Serve this stir fry hot, straight from the wok, over a mound of steamed jasmine rice or brown rice. It also works beautifully over lo mein noodles if you want to change things up.

Leftovers hold up well in the refrigerator for up to 3 days. Reheat in a skillet with a splash of chicken broth to bring the sauce back to life. This makes it an excellent meal prep option for the week, especially if you are building out a rotation of easy dinner recipes with broccoli that are fast, nutritious, and genuinely delicious.

Dinner ideas featuring broccoli don't get much better than this.

Frequently Asked Questions

Absolutely. You can slice the chicken and whisk together the stir-fry sauce up to 24 hours in advance.
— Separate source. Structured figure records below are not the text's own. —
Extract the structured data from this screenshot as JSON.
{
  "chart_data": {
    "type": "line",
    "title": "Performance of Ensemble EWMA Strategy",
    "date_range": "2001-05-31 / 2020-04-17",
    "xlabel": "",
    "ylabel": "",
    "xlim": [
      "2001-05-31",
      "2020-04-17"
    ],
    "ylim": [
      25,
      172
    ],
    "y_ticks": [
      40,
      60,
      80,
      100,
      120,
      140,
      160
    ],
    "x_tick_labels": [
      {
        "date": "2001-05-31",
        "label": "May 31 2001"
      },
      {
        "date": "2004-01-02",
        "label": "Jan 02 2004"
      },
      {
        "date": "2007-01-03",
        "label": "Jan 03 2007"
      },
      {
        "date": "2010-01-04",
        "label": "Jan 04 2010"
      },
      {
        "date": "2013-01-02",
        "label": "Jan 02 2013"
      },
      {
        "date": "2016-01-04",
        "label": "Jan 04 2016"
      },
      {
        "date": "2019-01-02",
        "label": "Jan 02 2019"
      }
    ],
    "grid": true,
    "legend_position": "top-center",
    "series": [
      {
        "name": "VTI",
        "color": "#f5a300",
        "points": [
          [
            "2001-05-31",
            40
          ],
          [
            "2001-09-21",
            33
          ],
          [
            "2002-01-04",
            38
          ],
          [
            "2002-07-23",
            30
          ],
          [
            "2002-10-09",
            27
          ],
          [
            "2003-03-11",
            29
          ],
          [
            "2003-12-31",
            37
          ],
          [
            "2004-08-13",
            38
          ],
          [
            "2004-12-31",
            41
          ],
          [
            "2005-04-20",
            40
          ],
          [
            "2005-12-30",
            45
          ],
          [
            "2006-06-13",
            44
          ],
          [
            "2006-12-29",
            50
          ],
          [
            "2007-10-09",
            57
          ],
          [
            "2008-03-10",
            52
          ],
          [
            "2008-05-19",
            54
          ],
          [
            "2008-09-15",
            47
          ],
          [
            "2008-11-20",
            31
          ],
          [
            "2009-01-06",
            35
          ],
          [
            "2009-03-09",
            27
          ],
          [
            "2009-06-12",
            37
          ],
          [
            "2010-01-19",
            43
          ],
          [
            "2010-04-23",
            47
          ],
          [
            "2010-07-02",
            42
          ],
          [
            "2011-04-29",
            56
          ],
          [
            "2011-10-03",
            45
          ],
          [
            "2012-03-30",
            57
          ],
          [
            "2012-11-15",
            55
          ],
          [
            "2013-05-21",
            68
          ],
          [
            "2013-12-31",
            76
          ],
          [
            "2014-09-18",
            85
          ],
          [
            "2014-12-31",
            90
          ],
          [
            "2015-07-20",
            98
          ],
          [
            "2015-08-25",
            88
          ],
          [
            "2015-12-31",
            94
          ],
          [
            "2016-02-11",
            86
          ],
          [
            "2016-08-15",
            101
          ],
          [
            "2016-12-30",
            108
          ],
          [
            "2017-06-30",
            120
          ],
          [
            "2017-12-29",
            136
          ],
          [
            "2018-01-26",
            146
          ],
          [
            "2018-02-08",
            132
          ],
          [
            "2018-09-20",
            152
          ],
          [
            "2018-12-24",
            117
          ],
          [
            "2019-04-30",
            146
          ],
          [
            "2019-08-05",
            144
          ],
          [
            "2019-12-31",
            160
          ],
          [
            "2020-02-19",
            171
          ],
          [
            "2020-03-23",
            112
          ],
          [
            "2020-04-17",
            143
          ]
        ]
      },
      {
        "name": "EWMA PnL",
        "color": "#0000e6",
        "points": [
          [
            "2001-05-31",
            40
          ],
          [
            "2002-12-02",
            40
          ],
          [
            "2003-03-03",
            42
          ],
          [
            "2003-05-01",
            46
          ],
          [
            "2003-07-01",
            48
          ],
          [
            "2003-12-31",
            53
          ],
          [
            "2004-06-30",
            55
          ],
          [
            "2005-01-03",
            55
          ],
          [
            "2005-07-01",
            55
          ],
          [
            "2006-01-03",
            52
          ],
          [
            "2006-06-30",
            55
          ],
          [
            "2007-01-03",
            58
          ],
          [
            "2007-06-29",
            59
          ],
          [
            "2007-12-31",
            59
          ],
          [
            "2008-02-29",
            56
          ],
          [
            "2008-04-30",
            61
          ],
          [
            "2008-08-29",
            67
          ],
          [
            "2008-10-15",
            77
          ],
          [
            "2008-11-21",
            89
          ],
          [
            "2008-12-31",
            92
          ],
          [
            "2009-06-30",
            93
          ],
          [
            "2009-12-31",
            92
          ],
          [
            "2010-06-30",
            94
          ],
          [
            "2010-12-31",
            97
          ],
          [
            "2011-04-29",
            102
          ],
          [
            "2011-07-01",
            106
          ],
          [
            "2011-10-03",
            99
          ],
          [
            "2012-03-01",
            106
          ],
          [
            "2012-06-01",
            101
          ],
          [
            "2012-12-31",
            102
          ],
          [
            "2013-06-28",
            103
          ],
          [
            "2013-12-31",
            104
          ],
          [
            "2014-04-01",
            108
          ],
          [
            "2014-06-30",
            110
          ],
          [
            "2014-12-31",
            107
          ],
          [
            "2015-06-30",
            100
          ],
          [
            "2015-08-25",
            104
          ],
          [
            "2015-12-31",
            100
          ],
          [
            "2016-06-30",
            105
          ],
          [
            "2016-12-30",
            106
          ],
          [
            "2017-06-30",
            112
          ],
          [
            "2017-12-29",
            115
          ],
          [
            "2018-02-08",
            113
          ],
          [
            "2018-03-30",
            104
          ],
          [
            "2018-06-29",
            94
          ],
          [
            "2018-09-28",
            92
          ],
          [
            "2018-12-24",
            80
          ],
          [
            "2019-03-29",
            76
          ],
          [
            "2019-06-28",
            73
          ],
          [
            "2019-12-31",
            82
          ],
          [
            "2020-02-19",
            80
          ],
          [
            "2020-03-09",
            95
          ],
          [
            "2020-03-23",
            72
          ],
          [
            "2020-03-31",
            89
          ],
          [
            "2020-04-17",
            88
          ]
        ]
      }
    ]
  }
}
Store them separately in the refrigerator and the whole dish comes together in about 15 minutes when you're ready to cook. This makes it one of the best easy dinner recipes to prep on a Sunday for the week ahead.
If you don't have oyster sauce, hoisin sauce is the closest substitute and works really well here. For a gluten-free version, use a certified gluten-free hoisin or a combination of extra soy sauce with a tiny pinch of sugar. The sauce will still be rich and deeply savory.
Leftovers keep beautifully in an airtight container in the fridge for up to 3 days. To reheat, warm in a skillet over medium heat with 1 to 2 tablespoons of chicken broth to refresh the sauce. Avoid the microwave if you can since it tends to soften the broccoli too much and dry out the chicken.